With four distinct sides to this hold, you will never get bored of this hold on your wall.
The main sides of this hold slope in the 20 to 30-degree range expose the climber to a pinch that requires you to bare down. The granite texture does offer rock-like catches here and there for you to settle onto the hold.
On the narrow top of the hold, a small 1/2" wide crimp runs perpendicular to the wall. You can grip it straight on, forcing your fingers into a stacked orientation, or you can turn your hand pinky towards the wall. Even on low-angled walls such as vertical, this part of the hold, being the easiest to grip, will feel no less than V2+. It is not a beginner's hold.

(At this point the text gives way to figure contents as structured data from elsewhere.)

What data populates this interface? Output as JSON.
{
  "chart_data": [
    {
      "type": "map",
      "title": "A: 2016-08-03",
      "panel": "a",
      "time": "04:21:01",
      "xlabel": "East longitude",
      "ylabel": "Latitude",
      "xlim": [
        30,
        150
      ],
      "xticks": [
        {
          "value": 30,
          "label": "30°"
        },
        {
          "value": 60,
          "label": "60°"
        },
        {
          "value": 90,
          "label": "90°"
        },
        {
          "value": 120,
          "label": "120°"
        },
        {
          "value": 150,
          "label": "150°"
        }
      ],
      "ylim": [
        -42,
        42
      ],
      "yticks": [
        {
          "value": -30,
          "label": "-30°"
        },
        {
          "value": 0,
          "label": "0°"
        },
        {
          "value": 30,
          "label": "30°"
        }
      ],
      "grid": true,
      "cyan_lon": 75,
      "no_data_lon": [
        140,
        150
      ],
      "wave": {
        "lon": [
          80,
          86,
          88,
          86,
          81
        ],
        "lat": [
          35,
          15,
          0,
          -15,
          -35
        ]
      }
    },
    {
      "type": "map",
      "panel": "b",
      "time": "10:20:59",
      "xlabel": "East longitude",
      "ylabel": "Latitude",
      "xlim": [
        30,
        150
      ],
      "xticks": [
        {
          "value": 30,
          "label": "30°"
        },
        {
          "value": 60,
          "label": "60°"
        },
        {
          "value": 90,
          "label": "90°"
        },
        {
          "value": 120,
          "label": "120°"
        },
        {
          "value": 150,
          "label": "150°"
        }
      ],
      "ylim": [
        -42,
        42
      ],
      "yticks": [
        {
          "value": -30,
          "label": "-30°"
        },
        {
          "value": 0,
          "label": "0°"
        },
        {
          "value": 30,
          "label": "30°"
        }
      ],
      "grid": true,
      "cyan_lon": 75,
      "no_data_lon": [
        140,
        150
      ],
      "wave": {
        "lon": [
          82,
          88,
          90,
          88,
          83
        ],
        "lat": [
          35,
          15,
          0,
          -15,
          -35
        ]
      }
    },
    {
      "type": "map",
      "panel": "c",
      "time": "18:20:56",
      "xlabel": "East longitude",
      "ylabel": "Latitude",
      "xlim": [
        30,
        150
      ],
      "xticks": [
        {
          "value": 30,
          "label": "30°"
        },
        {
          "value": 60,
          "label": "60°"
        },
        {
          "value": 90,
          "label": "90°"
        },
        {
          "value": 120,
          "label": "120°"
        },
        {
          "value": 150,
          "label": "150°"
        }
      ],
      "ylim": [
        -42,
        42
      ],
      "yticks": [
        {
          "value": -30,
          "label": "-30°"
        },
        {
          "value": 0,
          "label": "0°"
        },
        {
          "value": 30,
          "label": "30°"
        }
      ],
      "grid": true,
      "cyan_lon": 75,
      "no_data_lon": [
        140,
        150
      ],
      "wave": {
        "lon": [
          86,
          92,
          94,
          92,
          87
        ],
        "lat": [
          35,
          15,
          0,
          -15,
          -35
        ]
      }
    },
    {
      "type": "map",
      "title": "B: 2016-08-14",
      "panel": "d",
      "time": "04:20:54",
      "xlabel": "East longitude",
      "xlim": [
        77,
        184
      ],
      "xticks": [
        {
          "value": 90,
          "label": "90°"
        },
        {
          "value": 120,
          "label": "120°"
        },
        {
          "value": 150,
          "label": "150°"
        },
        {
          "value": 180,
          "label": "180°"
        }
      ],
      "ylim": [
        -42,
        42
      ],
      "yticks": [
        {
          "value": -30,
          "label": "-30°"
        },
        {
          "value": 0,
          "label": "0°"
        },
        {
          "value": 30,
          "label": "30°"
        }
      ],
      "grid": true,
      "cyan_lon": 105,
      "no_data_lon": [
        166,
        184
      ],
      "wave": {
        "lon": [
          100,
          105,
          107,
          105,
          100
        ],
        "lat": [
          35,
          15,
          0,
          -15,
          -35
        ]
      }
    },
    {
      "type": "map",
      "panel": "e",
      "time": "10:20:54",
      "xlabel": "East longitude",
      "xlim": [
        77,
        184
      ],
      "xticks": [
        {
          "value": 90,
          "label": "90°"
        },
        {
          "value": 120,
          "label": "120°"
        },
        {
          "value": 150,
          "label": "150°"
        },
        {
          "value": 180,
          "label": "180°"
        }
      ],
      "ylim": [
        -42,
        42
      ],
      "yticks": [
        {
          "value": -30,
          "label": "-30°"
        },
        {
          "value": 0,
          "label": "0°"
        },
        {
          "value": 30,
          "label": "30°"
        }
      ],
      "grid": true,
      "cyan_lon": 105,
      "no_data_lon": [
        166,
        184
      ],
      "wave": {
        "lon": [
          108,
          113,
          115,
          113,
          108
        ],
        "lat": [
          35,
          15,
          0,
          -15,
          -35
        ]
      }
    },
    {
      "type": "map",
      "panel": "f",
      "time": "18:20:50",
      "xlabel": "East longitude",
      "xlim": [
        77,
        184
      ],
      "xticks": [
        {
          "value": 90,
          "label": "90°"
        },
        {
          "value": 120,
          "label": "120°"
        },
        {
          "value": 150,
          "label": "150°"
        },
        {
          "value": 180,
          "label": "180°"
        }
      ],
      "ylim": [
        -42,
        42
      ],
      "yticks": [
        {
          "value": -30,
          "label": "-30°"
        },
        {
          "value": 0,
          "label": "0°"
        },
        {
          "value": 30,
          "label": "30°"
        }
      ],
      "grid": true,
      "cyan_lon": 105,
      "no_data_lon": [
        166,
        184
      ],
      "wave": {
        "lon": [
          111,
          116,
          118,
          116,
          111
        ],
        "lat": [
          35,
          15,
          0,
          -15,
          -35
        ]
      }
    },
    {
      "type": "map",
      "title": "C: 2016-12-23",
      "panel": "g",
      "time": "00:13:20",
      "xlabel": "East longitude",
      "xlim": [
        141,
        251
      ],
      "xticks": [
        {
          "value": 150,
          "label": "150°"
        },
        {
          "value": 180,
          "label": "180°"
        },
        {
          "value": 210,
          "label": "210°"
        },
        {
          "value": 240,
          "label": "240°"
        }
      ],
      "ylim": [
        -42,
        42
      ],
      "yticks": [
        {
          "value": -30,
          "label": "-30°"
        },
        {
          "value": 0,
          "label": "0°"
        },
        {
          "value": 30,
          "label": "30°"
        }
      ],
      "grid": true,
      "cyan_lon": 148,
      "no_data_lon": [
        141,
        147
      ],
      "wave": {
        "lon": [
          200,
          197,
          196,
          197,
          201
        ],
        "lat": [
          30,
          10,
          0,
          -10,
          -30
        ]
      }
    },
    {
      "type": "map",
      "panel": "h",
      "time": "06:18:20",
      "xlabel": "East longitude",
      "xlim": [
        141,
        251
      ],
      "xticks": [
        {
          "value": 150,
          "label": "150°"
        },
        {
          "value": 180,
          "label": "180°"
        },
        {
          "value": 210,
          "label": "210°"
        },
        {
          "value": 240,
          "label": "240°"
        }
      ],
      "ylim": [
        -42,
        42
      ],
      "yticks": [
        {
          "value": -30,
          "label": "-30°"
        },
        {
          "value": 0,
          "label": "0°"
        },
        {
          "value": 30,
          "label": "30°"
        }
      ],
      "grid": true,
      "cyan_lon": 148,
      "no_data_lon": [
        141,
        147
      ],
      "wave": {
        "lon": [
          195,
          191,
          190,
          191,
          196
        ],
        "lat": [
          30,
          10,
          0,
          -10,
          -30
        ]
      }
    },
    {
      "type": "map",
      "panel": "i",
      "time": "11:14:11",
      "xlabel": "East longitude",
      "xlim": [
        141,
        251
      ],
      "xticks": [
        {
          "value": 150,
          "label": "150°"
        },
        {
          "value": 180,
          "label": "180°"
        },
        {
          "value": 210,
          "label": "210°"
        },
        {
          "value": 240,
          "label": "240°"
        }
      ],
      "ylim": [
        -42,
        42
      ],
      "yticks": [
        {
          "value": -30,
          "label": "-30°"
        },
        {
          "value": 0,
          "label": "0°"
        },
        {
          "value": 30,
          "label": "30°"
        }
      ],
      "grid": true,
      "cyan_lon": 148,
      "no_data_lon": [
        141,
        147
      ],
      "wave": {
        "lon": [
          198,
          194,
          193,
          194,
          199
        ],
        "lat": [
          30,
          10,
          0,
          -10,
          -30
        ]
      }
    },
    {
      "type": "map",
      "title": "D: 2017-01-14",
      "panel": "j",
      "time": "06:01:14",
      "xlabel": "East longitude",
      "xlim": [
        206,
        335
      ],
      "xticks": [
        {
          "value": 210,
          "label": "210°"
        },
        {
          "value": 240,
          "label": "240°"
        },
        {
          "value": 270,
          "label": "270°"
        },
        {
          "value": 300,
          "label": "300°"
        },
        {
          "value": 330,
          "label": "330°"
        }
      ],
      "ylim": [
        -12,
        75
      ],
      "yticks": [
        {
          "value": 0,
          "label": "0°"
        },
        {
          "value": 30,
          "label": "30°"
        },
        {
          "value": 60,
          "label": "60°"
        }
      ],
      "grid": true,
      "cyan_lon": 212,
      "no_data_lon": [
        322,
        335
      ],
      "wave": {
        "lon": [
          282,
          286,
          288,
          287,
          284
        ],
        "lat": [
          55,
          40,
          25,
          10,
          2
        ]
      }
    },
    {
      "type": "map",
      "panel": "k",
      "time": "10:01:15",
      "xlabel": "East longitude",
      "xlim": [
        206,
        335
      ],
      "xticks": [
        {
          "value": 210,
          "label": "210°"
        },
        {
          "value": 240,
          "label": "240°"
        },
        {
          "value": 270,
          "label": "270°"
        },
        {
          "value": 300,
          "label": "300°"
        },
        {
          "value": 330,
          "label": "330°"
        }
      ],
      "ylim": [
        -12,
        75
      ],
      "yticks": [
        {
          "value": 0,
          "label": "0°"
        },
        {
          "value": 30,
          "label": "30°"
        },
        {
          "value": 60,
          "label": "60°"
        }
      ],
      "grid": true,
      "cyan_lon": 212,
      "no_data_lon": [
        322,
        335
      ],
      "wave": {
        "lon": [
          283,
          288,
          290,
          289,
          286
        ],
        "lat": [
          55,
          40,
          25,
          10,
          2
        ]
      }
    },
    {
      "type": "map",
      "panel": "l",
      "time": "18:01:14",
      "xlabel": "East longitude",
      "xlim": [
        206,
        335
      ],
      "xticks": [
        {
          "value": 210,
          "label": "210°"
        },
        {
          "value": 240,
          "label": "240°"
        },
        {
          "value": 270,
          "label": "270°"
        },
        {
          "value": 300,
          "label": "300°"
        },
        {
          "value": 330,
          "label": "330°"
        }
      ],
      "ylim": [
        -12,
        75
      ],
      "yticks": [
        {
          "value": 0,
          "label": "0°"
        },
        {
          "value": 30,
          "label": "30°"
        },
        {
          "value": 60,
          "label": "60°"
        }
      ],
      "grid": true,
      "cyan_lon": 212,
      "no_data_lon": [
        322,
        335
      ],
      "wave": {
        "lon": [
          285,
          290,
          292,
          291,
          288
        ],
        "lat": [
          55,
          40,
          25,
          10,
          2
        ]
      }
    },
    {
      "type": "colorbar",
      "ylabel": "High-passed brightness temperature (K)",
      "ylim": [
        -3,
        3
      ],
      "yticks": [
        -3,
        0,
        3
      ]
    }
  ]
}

On the wide bottom of the hold is a sloper with a few bumps that you can zone in on to try and crimp. Saying you can crimp on the sloper is a stretch considering the bumps that have any purchase are subtle and require you to grip it as you would bouldering outside on real rock.
Another way to set this hold is as a ledge. Each side has a 10-degree slope difference, distinguishing one side from the other. Though this hold looks like a pinch, consider setting with this hold as a ledge on wall angles up to 25 degrees overhanging feeling V5. On vertical, expect a V2/3 ledge that slopes.
On a 45-degree wall, this is the in-your-face hard pinch coming at V8 in the easiest of setting orientations.